Relationships with local communities are one of the greatest challenges in increasing sustainability. Even though the salmon farmers bring employment opportunities, education and healthcare to the remote areas of South Chile, where most salmon farms are located, relationships with the local population are troubled. They mainly experience adverse effects from the salmon farms, such as the pollution and the impact on fish stocks. Last year, when massive fish mortality occurred after an outbreak of poisonous algae off the coast, the fishermen immediately pointed to the salmon farms as the guilty party.
“It is very important for us to improve interactions with the communities,” says Puchi Acuña. “Dialogue with the local population is accordingly a key element of this partnership.” The partners talk to the local communities to explain to them what the growth of the salmon farming industry means to them and how any negative consequences can be combated. “We need to discover more about their needs and incorporate them in the sustainability drive,” Puchi Acuña explains. “At the same time, we want to show them that protecting the ocean and the coast will also benefit their own lives. We can only achieve improvements if we join forces. This is advancing step by step. I feel that their attitudes are changing gradually. We appreciate the commitment of the WWF and Rabobank in helping to achieve this.”
The partnership also promotes the transition to the ASC, the certification for responsibly farmed fish. Agreement has been reached within the sector that by 2020 the entire Chilean farmed salmon supply chain must have switched to responsible farming in accordance with the criteria of this certification. Today, 13 percent of Chilean salmon production is already ASC-certified. For Brenda de Swart, sustainability manager at Rabobank Chile, this represents a huge achievement. “Whereas Chile’s forestry sector took 20 years to achieve FSC certification, the salmon farming industry has already reached 13 percent ASC certification within two years. Very large numbers of businesses are working seriously on this at present and we can therefore expect that percentage to have increased substantially by the end of this year.”

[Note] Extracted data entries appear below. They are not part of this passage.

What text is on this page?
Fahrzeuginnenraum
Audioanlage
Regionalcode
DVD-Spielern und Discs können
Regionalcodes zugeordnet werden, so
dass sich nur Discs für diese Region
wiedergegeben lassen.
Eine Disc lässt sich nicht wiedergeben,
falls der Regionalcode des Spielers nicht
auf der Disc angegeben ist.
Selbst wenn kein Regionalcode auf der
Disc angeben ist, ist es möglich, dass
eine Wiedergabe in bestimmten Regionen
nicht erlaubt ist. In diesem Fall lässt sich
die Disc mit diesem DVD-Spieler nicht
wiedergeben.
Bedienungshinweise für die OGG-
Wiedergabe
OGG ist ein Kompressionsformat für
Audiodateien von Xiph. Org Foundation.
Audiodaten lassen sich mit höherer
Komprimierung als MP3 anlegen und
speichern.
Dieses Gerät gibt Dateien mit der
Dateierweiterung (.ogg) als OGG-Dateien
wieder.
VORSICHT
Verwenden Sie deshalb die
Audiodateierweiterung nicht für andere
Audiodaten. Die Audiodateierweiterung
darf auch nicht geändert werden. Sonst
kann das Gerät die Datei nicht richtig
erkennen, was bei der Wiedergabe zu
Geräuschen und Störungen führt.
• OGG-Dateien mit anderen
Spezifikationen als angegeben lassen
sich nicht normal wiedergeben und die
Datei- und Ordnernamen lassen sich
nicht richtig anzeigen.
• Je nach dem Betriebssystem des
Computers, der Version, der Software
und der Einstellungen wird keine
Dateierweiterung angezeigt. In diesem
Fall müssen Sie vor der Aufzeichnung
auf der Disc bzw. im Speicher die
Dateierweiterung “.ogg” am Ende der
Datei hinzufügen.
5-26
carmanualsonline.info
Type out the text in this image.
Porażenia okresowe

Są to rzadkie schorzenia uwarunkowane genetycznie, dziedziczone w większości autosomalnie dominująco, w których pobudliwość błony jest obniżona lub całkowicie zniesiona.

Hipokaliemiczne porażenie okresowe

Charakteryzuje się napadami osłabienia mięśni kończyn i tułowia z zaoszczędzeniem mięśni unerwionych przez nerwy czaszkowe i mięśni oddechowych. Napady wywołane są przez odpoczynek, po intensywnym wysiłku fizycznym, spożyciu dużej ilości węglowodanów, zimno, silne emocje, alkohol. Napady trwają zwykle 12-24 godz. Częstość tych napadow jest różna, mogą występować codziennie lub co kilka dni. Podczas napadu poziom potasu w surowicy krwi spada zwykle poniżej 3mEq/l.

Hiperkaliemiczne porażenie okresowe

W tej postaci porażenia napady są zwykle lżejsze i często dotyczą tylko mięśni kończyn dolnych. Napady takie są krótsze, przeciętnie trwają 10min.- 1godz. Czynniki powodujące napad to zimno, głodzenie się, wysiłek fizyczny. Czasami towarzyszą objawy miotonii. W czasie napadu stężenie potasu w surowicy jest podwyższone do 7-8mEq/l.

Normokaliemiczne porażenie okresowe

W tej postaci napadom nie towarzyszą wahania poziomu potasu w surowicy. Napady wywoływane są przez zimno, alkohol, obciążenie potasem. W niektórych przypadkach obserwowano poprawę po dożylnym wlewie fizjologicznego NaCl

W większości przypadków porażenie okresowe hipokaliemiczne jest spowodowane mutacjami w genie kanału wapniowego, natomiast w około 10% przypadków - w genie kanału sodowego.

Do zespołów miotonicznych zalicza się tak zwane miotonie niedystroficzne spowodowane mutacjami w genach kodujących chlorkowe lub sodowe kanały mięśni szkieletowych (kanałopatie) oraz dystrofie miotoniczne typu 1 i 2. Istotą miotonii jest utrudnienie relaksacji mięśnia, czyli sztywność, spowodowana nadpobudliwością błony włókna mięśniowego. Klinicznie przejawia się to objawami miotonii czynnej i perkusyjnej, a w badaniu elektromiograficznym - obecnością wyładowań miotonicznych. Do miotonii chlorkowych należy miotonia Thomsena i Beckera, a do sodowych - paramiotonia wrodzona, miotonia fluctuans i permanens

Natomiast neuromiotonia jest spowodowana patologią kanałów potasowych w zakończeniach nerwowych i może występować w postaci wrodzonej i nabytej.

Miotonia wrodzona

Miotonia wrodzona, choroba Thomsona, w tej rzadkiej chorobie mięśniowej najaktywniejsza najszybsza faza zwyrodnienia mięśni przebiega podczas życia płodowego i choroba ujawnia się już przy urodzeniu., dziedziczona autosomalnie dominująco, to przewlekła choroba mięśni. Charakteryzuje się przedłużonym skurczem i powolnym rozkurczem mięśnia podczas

AquaChile has also been committed for a long time to achieving certification of its salmon farms and the entire supply chain around them. Puchi Acuña: “It is a process that takes place in steps. It concerns not just the environment, but social impact and for instance the correct use of medicines, such as antibiotics, as well.” He designates this as one of the greatest challenges in this connection. “We need medicines for the quality of the fish we export. We have already achieved a great deal of progress in this respect, and use only the medicines that are allowed. This continues to be work in progress for us.”
The partnership can certainly be called successful, WWF Chile director Bosshard claims. “We all had to abandon our normal ways of working, step out of our comfort zone, and join forces to make a real difference to people’s lives. And we have genuinely managed to move forward in this connection. I firmly believe that we have achieved something special here with each other. But this is only one step on a long way that lies ahead. Salmon farming continues to have a significant impact on the environment nearby, and so this is something we will have to keep working on all the time.”